# default gateway keeps disappearing



## sasue (Apr 12, 2010)

hi..

my default gateway keeps disappearing whenever i turn off my machine..
so i have to re-enter it everytime i turn the machine on and want to access my wireless network connection...

i checked if i wrote the right gateway... and it was correct..
the ip address, subnet mask, as well as dns servers are all correct too...

i'm using a Lenovo ThinkPad R61
Os: Vista Business 32-bits...

thankx in advance...


----------



## johnwill (Sep 26, 2002)

Let's reset the stack and see if that keeps it from disappearing. Why are you setting them manually, why not use DHCP?

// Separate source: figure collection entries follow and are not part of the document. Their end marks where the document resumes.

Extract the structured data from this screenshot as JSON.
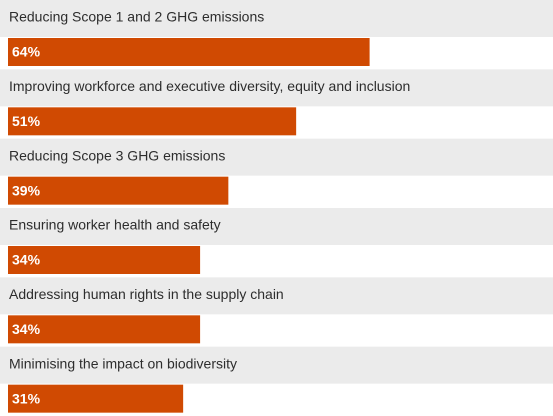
{
  "chart_data": {
    "type": "bar",
    "orientation": "horizontal",
    "categories": [
      "Reducing Scope 1 and 2 GHG emissions",
      "Improving workforce and executive diversity, equity and inclusion",
      "Reducing Scope 3 GHG emissions",
      "Ensuring worker health and safety",
      "Addressing human rights in the supply chain",
      "Minimising the impact on biodiversity"
    ],
    "values": [
      64,
      51,
      39,
      34,
      34,
      31
    ],
    "value_labels": [
      "64%",
      "51%",
      "39%",
      "34%",
      "34%",
      "31%"
    ],
    "color": "#d04a02"
  }
}
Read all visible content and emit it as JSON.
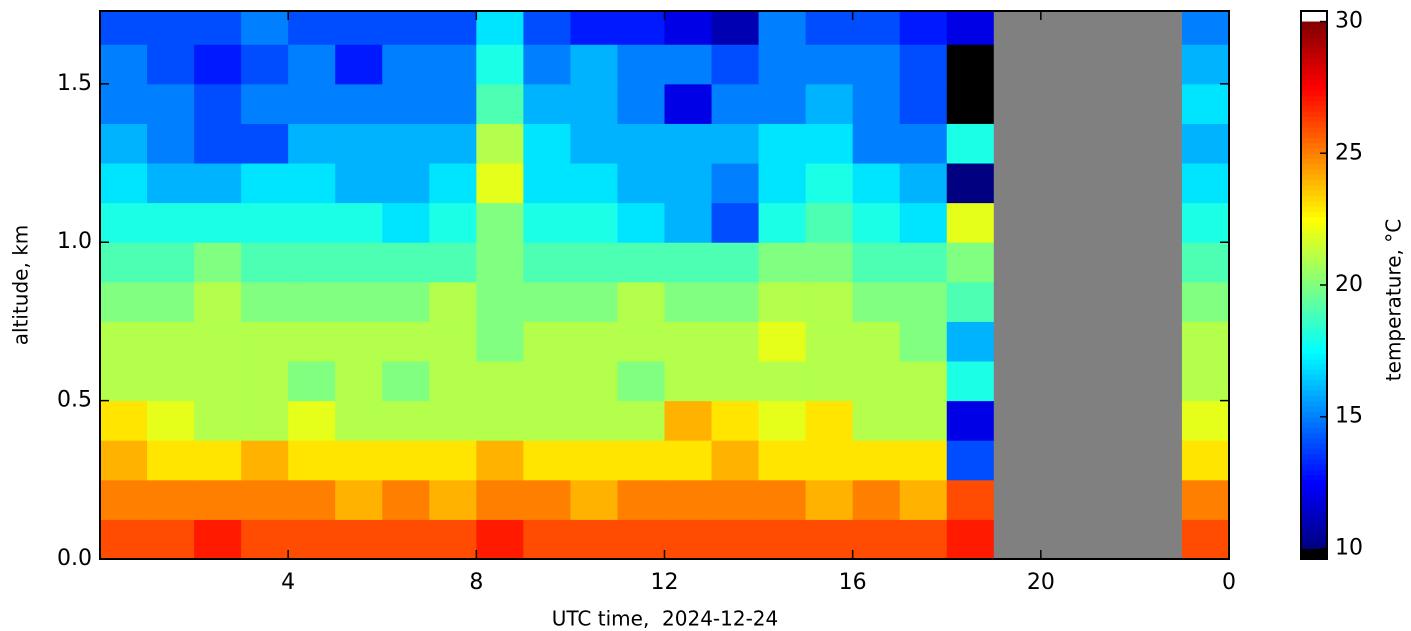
{
  "chart_data": {
    "type": "heatmap",
    "xlabel": "UTC time,  2024-12-24",
    "ylabel": "altitude, km",
    "colorbar_label": "temperature, °C",
    "cmap": "jet",
    "under_color": "#000000",
    "over_color": "#ffffff",
    "nan_color": "#808080",
    "xlim": [
      0,
      24
    ],
    "xticks": [
      4,
      8,
      12,
      16,
      20,
      {
        "value": 24,
        "label": "0"
      }
    ],
    "ylim": [
      0,
      1.73
    ],
    "yticks": [
      {
        "value": 0,
        "label": "0.0"
      },
      0.5,
      {
        "value": 1,
        "label": "1.0"
      },
      1.5
    ],
    "clim": [
      9.6,
      30.4
    ],
    "cticks": [
      10,
      15,
      20,
      25,
      30
    ],
    "x_edges": [
      0,
      1,
      2,
      3,
      4,
      5,
      6,
      7,
      8,
      9,
      10,
      11,
      12,
      13,
      14,
      15,
      16,
      17,
      18,
      19,
      20,
      21,
      22,
      23,
      24
    ],
    "y_edges": [
      0,
      0.125,
      0.25,
      0.375,
      0.5,
      0.625,
      0.75,
      0.875,
      1,
      1.125,
      1.25,
      1.375,
      1.5,
      1.625,
      1.73
    ],
    "z": [
      [
        26,
        26,
        27,
        26,
        26,
        26,
        26,
        26,
        27,
        26,
        26,
        26,
        26,
        26,
        26,
        26,
        26,
        26,
        27,
        null,
        null,
        null,
        null,
        26
      ],
      [
        25,
        25,
        25,
        25,
        25,
        24,
        25,
        24,
        25,
        25,
        24,
        25,
        25,
        25,
        25,
        24,
        25,
        24,
        26,
        null,
        null,
        null,
        null,
        25
      ],
      [
        24,
        23,
        23,
        24,
        23,
        23,
        23,
        23,
        24,
        23,
        23,
        23,
        23,
        24,
        23,
        23,
        23,
        23,
        14,
        null,
        null,
        null,
        null,
        23
      ],
      [
        23,
        22,
        21,
        21,
        22,
        21,
        21,
        21,
        21,
        21,
        21,
        21,
        24,
        23,
        22,
        23,
        21,
        21,
        12,
        null,
        null,
        null,
        null,
        22
      ],
      [
        21,
        21,
        21,
        21,
        20,
        21,
        20,
        21,
        21,
        21,
        21,
        20,
        21,
        21,
        21,
        21,
        21,
        21,
        18,
        null,
        null,
        null,
        null,
        21
      ],
      [
        21,
        21,
        21,
        21,
        21,
        21,
        21,
        21,
        20,
        21,
        21,
        21,
        21,
        21,
        22,
        21,
        21,
        20,
        16,
        null,
        null,
        null,
        null,
        21
      ],
      [
        20,
        20,
        21,
        20,
        20,
        20,
        20,
        21,
        20,
        20,
        20,
        21,
        20,
        20,
        21,
        21,
        20,
        20,
        19,
        null,
        null,
        null,
        null,
        20
      ],
      [
        19,
        19,
        20,
        19,
        19,
        19,
        19,
        19,
        20,
        19,
        19,
        19,
        19,
        19,
        20,
        20,
        19,
        19,
        20,
        null,
        null,
        null,
        null,
        19
      ],
      [
        18,
        18,
        18,
        18,
        18,
        18,
        17,
        18,
        20,
        18,
        18,
        17,
        16,
        14,
        18,
        19,
        18,
        17,
        22,
        null,
        null,
        null,
        null,
        18
      ],
      [
        17,
        16,
        16,
        17,
        17,
        16,
        16,
        17,
        22,
        17,
        17,
        16,
        16,
        15,
        17,
        18,
        17,
        16,
        10,
        null,
        null,
        null,
        null,
        17
      ],
      [
        16,
        15,
        14,
        14,
        16,
        16,
        16,
        16,
        21,
        17,
        16,
        16,
        16,
        16,
        17,
        17,
        15,
        15,
        18,
        null,
        null,
        null,
        null,
        16
      ],
      [
        15,
        15,
        14,
        15,
        15,
        15,
        15,
        15,
        19,
        16,
        16,
        15,
        12,
        15,
        15,
        16,
        15,
        14,
        9,
        null,
        null,
        null,
        null,
        17
      ],
      [
        15,
        14,
        13,
        14,
        15,
        13,
        15,
        15,
        18,
        15,
        16,
        15,
        15,
        14,
        15,
        15,
        15,
        14,
        9,
        null,
        null,
        null,
        null,
        16
      ],
      [
        14,
        14,
        14,
        15,
        14,
        14,
        14,
        14,
        17,
        14,
        13,
        13,
        12,
        11,
        15,
        14,
        14,
        13,
        12,
        null,
        null,
        null,
        null,
        15
      ]
    ]
  }
}
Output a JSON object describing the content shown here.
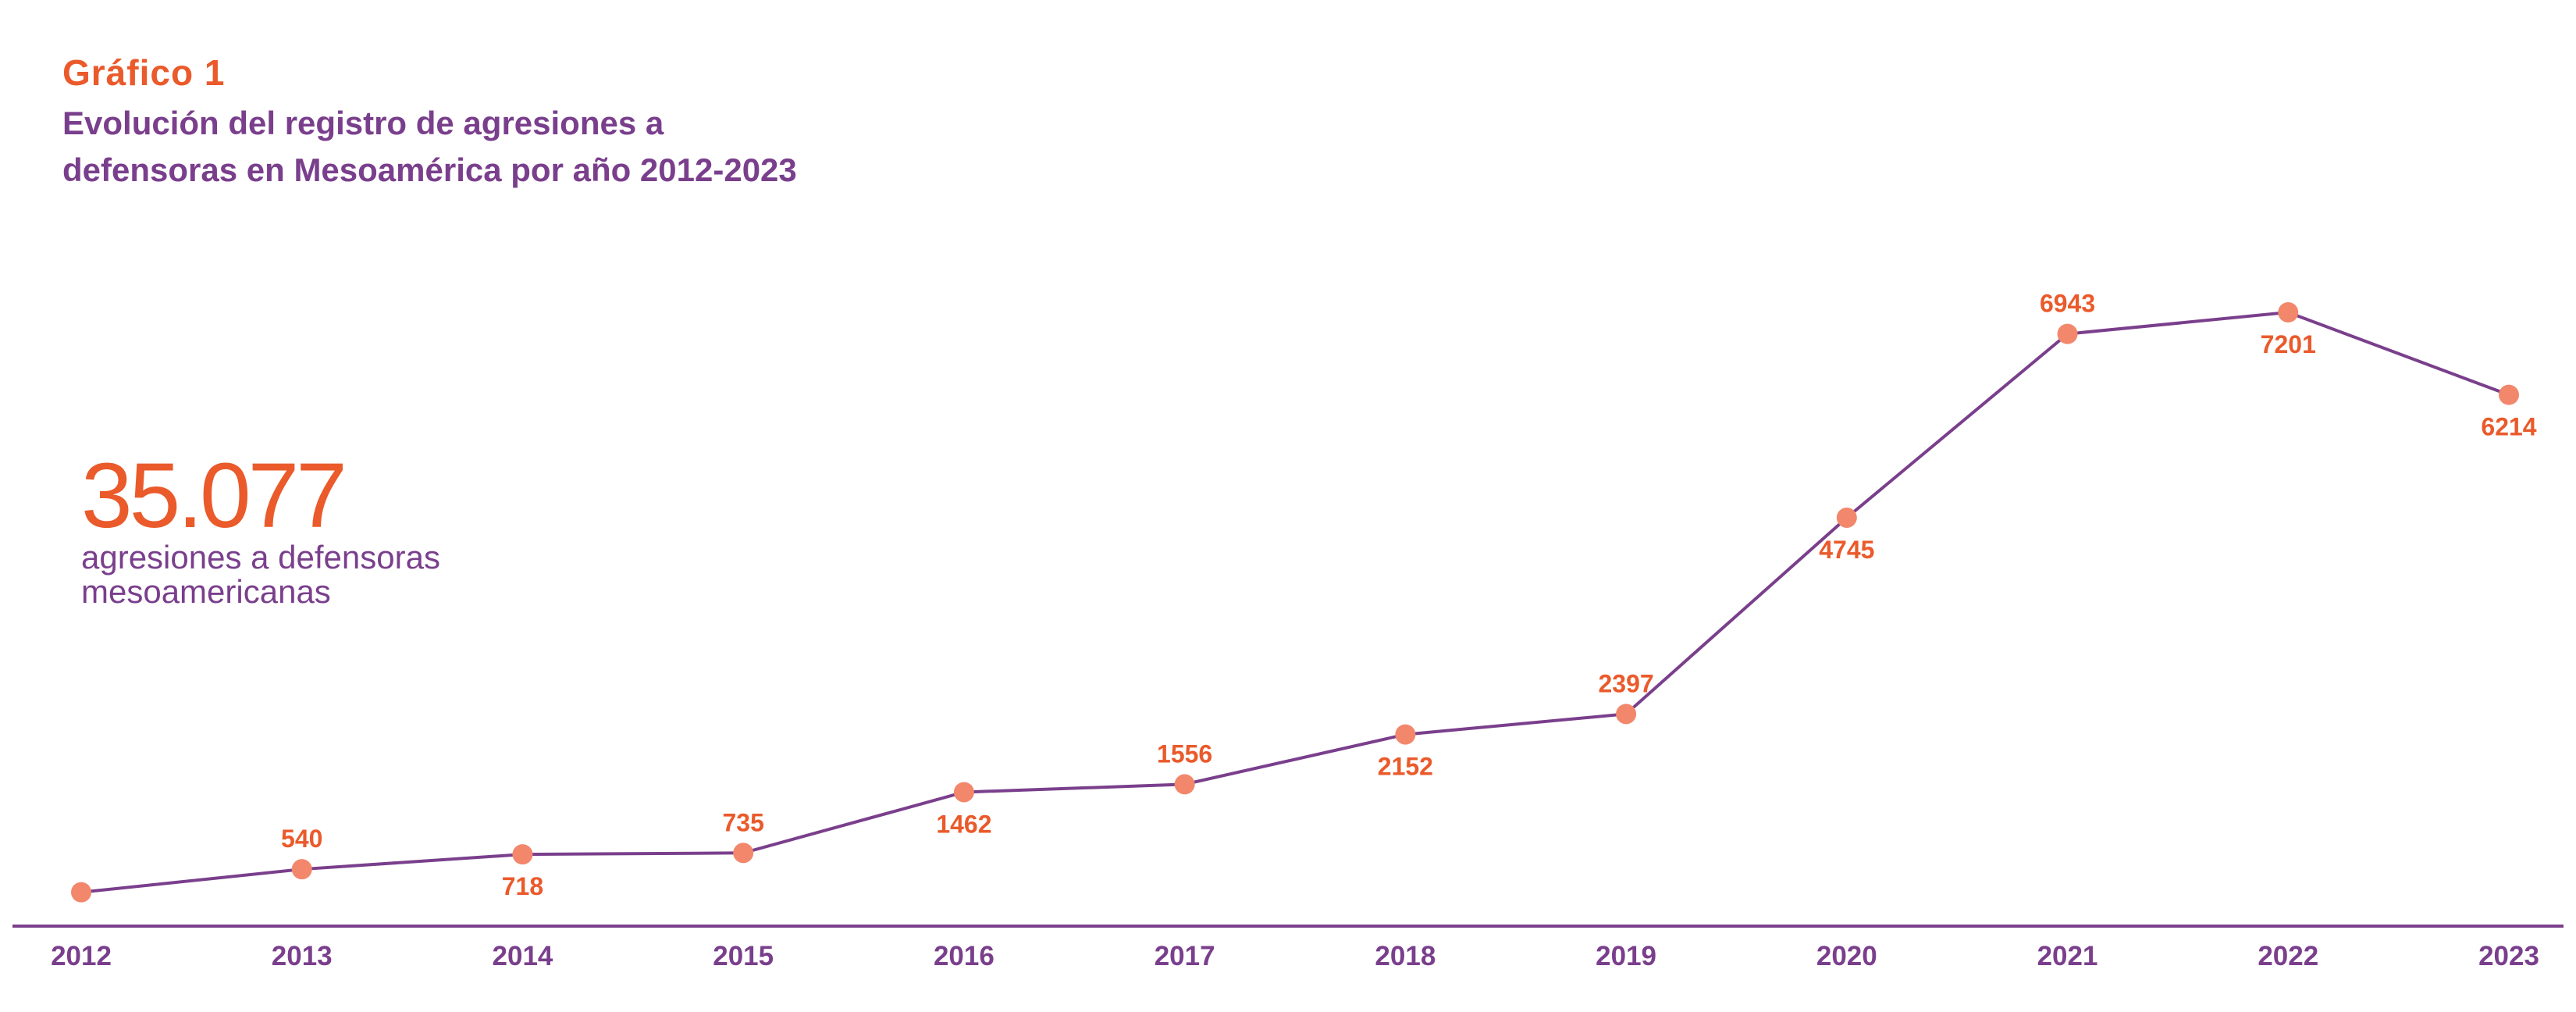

*TCP/IP stack repair options for use with Vista or Windows 7.*

Start, All Programs\Accessories and *right click* on Command Prompt, select "*Run as Administrator*" to open a command prompt.

In the command prompt window that opens, type type the following commands, each followed by the Enter key:

Reset WINSOCK entries to installation defaults: *netsh winsock reset catalog*

Reset IPv4 TCP/IP stack to installation defaults. *netsh int ipv4 reset reset.log*

Reset IPv6 TCP/IP stack to installation defaults. *netsh int ipv6 reset reset.log*

Reboot the machine.


----------



## sasue (Apr 12, 2010)

i had to change from DHCP to a static ip address to get a high id for emule...

thankx... it did work... after rebooting the machine i had to enter the ip address, subnet mask, and the default gateway... only dns servers were still there...
but then it worked.... =]

thankx again...


----------



## migomes90 (Jun 26, 2013)

Hi,

My settings in my IPV4 disappear as soon as i put them in and click ok. Ip Address, subnet mask, Default gate way, preferred DNS server and alternate DNS server. 

Please assist.


----------



## Tomken15 (Dec 7, 2011)

This is quite an old thread that you've resurrected and TSF policy is that you don't use someone else's thread for your own problems as the cause can be different.

Open your own thread in the same section and someone will pick it up to assist you.


----------